Mr. Popovich apparently is not familiar with PA law. Calling a person a thief - when it is known that it is not true or doing so regardless that there is serious doubt that it is true - most likely will be found by a jury to be defamatory. If the statement was made "recklessly", then the Plaintiff need not prove actual harm to his reputation. A jury MUST PRESUME HARM to the Plaintiff and award compensation for such harm.
Nevertheless, I will let you judge as a jury would.
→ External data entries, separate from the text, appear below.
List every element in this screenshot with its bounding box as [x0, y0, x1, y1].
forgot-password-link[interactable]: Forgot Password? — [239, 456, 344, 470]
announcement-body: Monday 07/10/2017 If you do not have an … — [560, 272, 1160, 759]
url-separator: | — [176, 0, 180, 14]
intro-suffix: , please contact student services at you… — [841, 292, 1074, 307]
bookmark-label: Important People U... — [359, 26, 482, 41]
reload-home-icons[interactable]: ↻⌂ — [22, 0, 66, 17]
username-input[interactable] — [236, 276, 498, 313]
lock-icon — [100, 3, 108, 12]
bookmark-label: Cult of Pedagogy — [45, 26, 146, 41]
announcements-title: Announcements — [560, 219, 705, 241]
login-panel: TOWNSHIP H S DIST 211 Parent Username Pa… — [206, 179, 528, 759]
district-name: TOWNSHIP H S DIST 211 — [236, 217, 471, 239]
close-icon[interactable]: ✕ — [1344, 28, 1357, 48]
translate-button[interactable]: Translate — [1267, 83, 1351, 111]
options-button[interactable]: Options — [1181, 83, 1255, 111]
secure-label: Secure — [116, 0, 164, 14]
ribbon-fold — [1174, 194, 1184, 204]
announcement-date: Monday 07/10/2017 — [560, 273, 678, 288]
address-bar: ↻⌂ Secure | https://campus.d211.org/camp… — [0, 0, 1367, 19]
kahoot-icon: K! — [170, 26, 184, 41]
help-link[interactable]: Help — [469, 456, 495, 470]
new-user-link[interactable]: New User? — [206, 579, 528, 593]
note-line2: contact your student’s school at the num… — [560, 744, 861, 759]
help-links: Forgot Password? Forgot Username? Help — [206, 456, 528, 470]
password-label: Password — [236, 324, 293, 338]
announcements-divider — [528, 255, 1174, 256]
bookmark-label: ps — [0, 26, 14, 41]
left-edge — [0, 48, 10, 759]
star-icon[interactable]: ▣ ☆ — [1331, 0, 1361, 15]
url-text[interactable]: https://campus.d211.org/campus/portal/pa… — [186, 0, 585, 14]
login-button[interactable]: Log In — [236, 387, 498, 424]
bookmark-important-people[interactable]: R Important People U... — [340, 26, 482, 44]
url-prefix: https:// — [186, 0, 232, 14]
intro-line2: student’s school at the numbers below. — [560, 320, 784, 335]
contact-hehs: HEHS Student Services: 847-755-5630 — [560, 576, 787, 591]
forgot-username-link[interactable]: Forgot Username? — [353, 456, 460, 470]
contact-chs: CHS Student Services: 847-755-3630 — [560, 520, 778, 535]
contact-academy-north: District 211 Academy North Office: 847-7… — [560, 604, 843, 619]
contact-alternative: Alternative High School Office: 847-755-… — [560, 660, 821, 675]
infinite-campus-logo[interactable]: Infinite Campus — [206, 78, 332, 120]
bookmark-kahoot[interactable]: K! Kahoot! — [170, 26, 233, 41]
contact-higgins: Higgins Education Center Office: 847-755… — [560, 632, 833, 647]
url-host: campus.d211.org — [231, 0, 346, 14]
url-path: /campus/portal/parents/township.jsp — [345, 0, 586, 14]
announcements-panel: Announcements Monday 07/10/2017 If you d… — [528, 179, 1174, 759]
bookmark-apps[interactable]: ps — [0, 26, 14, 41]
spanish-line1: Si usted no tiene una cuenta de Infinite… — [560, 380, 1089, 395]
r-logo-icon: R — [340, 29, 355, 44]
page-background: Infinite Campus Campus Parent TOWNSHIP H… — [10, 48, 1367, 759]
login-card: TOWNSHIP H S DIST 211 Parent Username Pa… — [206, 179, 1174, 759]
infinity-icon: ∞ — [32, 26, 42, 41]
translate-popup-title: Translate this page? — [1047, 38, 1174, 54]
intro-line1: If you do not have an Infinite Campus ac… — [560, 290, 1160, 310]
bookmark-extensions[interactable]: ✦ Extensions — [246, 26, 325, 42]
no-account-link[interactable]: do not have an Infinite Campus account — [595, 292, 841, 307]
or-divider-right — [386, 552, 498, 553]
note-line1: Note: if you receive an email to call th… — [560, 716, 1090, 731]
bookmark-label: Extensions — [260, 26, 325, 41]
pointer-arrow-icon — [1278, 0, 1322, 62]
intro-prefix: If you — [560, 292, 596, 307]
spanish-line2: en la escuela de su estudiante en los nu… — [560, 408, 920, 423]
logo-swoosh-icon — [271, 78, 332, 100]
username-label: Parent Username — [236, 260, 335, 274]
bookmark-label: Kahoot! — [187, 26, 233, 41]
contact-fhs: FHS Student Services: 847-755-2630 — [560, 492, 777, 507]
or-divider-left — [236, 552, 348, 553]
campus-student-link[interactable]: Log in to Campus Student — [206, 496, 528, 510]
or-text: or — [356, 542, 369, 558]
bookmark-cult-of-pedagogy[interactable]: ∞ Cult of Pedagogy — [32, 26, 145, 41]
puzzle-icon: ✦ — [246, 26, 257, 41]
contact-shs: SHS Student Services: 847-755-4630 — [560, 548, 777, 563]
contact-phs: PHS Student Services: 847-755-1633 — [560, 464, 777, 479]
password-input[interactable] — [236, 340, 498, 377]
The relevant portions of the PA Standard Jury Instruction for Defamation are as follows:
"A person otherwise liable for publishing a communication that is defamatory of another is responsible for all harm suffered by the person defamed as a result of that publication. ... A communication may be made by speaking or by writing words or by any other act or combination of acts that result in bringing an idea to another's attention.
A communication is defamatory if it tends to so harm the reputation of that person as to lower him or her in the estimation of the community [ e.g. school population could be deemed such a communication] .... Words are not defamatory merely because they are annoying or embarrassing to the person referred to in the communication. ... A communication is published when it is communicated by someone other than the person to whom it refers. ... It is not necessary for the plaintiff to be specifically named, in order for the communication to be defamatory. ... If you find that the communication, even if it was defamatory of the plaintiff, was substantially true, you will return a verdict in favor of the defendant and against the plaintiff. ... If you find that the communication was not substantially true and that it might reasonably have been understood by those ... to whom it was communicated, as defamatory of the plaintiff, you may return a verdict in favor of the plaintiff. ... If you find that the communication, or any portion of it, was defamatory and not substantially true, you must determine whether it caused actual injury to the plaintiff. Actual injury can include impairment of reputation in the community, personal humiliation, mental anguish, and suffering. ... except where (maybe in your case) a Jury might find that it was published "recklessly": "when he or she does so despite serious doubts about the truth of the communication or when he or she possesses a high degree of awareness of its probable falsity but publishes it anyway."
In such a case, the Plaintiff need not prove that he "suffered emotional distress, mental anguish, and humiliation in order to [be] award[ed] damages for such harm."
One important point is that the statute of limitations in PA for such claims is ONE YEAR. Therefore, if you wish to press this claim, do not wait. See a personal injury attorney ASAP.
Furthermore, unlike a public school employee, a private school and/or its employee in Pennsylvania does not enjoy immunity from prosecution.